Modern processors have a lot of optimizations that go beyond just doing math quickly. For example branch prediction allows them to act on information before its even known.

Also, 8086s could be made smaller to go faster and run more efficiently, but they’d still run into thermal limits. What you’re describing is basically the strategy behind the gigahertz race that happened in the early 2000s. Eventually just going smaller and faster wasn’t enough because you couldn’t get the heat out fast enough.

Finally, writing code for thousands of parallel processors would be a bear, and the memory limitations of a 16 bit processor would add a lot of overhead when trying to address the memory requirements of modern software.

Edit: sorry, forgot what sub I was in. Basically, a 16 bit processor just can’t address enough memory, and modern processors have a lot of clever tricks that go beyond just being smaller.

Amon@lemmy.world · 1 month ago

Thanks, TIL!

merthyr1831 · 1 month ago

You’ve just invented a really shitty GPU, essentially.

Only some work is easily parallelized (and benefits from it) such as graphics, so people have essentially done what you’ve described only the cores aren’t 8086 but more specialised for graphics math such as matrices and vectors.

As for more standard workloads, we still do a similar thing with server processors that utilize hundreds of weaker cores, but not all work benefits from the kind of parallelism that computer graphics does (or other stuff like AI, blockchain, physics simulations) and some workloads benefit from less parallelism.

But the short answer is that we do already do what you describe there it’s just that sometimes it’s still faster to have a few complex cores over thousands of simple ones.

chonglibloodsport@lemmy.world · 1 month ago

How do you get data to all those cores? Think about it like this: imagine a restaurant with thousands of one person tables packed as tightly as possible. How do you get customers to/from the tables and how do you get them their food and clear their empty plates?

When it comes to modern processor designs, a large amount of the area on the chip is simply dedicated to solving this problem: getting data into the chip, caching it, and getting the data back out to the rest of the computer.

If your chip is just a massive grid of identical cores then you’re going to have extreme issues keeping them all fed with data to work on. What you likely end up doing is having a bunch of the cores spending a lot of time doing nothing other than acting as intermediaries that pass data along to inner cores for processing.

If you’re doing that then the advantage of having all these identical cores goes away and you’re probably better off replacing some of them with specialized hardware for solving that (IO ports and large, fast caches). But then if you continue that line of reasoning you get to the current designs which are already out there!

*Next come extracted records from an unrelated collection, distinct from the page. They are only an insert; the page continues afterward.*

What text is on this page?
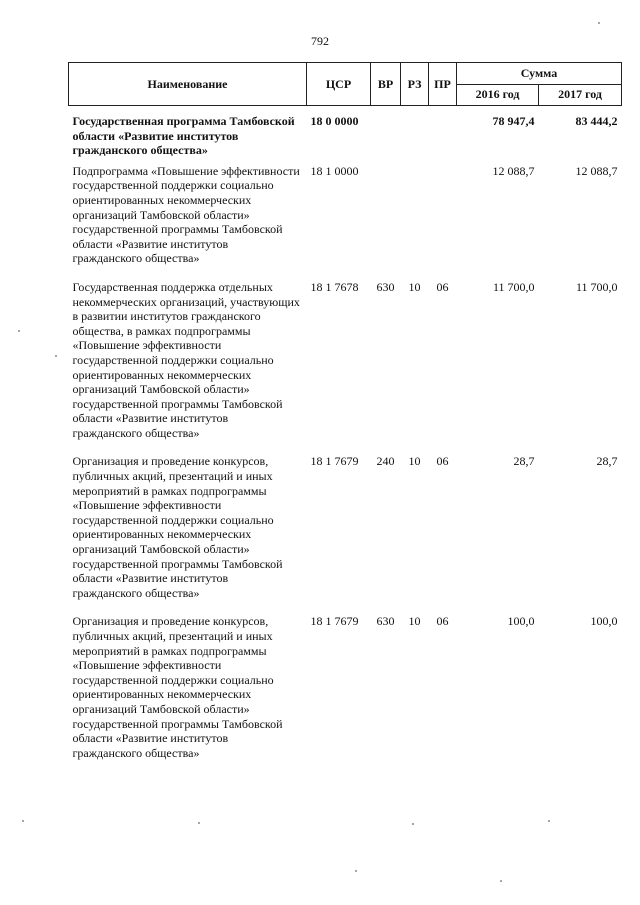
792
Наименование	ЦСР	ВР	РЗ	ПР	Сумма	
					2016 год	2017 год
Государственная программа Тамбовской области «Развитие институтов гражданского общества»	18 0 0000				78 947,4	83 444,2
Подпрограмма «Повышение эффективности государственной поддержки социально ориентированных некоммерческих организаций Тамбовской области» государственной программы Тамбовской области «Развитие институтов гражданского общества»	18 1 0000				12 088,7	12 088,7
Государственная поддержка отдельных некоммерческих организаций, участвующих в развитии институтов гражданского общества, в рамках подпрограммы «Повышение эффективности государственной поддержки социально ориентированных некоммерческих организаций Тамбовской области» государственной программы Тамбовской области «Развитие институтов гражданского общества»	18 1 7678	630	10	06	11 700,0	11 700,0
Организация и проведение конкурсов, публичных акций, презентаций и иных мероприятий в рамках подпрограммы «Повышение эффективности государственной поддержки социально ориентированных некоммерческих организаций Тамбовской области» государственной программы Тамбовской области «Развитие институтов гражданского общества»	18 1 7679	240	10	06	28,7	28,7
Организация и проведение конкурсов, публичных акций, презентаций и иных мероприятий в рамках подпрограммы «Повышение эффективности государственной поддержки социально ориентированных некоммерческих организаций Тамбовской области» государственной программы Тамбовской области «Развитие институтов гражданского общества»	18 1 7679	630	10	06	100,0	100,0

SplashJackson@lemmy.ca · 1 month ago

Give them all paper plates and just stick big vacuum cleaners to all the windows so when the plates are empty they just go wooosh

Shadow@lemmy.ca · edit-2 1 month ago

Because a 8086 is really fucking slow, and writing highly multi threaded code is way more difficult.

Amon@lemmy.world · 1 month ago

Still in 5yo mode: why couldn’t you run the 8086s at an order of magnitude faster considering they would be much smaller?

Doombot1@lemmy.one · 1 month ago

Heat

grue@lemmy.world · edit-2 1 month ago

Adding more execution units doesn’t speed up tasks as much as you’d think, because not everything can be done in parallel.

It’s kinda the same way that, for example, one woman can have a baby in nine months but nine women can’t have a baby in one month.

For more info, see: https://en.wikipedia.org/wiki/Amdahl’s_law

Also, even when you can in theory parallelize something, it’s not always easy to figure out how to do it.

The other reason we don’t make chips with thousands of tiny 8086s is that, if we’re making new chips anyway, why not incorporate the ideas we’ve learned in the last 40 years instead of just copying old tech? Not using new designs is kinda a waste.

And if you do incorporate new ideas to make a chip with thousands of execution units on it, guess what: that does exist and is called a GPU.

weker01@sh.itjust.works · 1 month ago

We probably can but why should we? GPU ISAs are way better optimised for “run everything in parallel” jobs.

Treczoks@lemmy.world · 1 month ago

Cache coherency. That is the word you need to understand why your idea is a bad idea.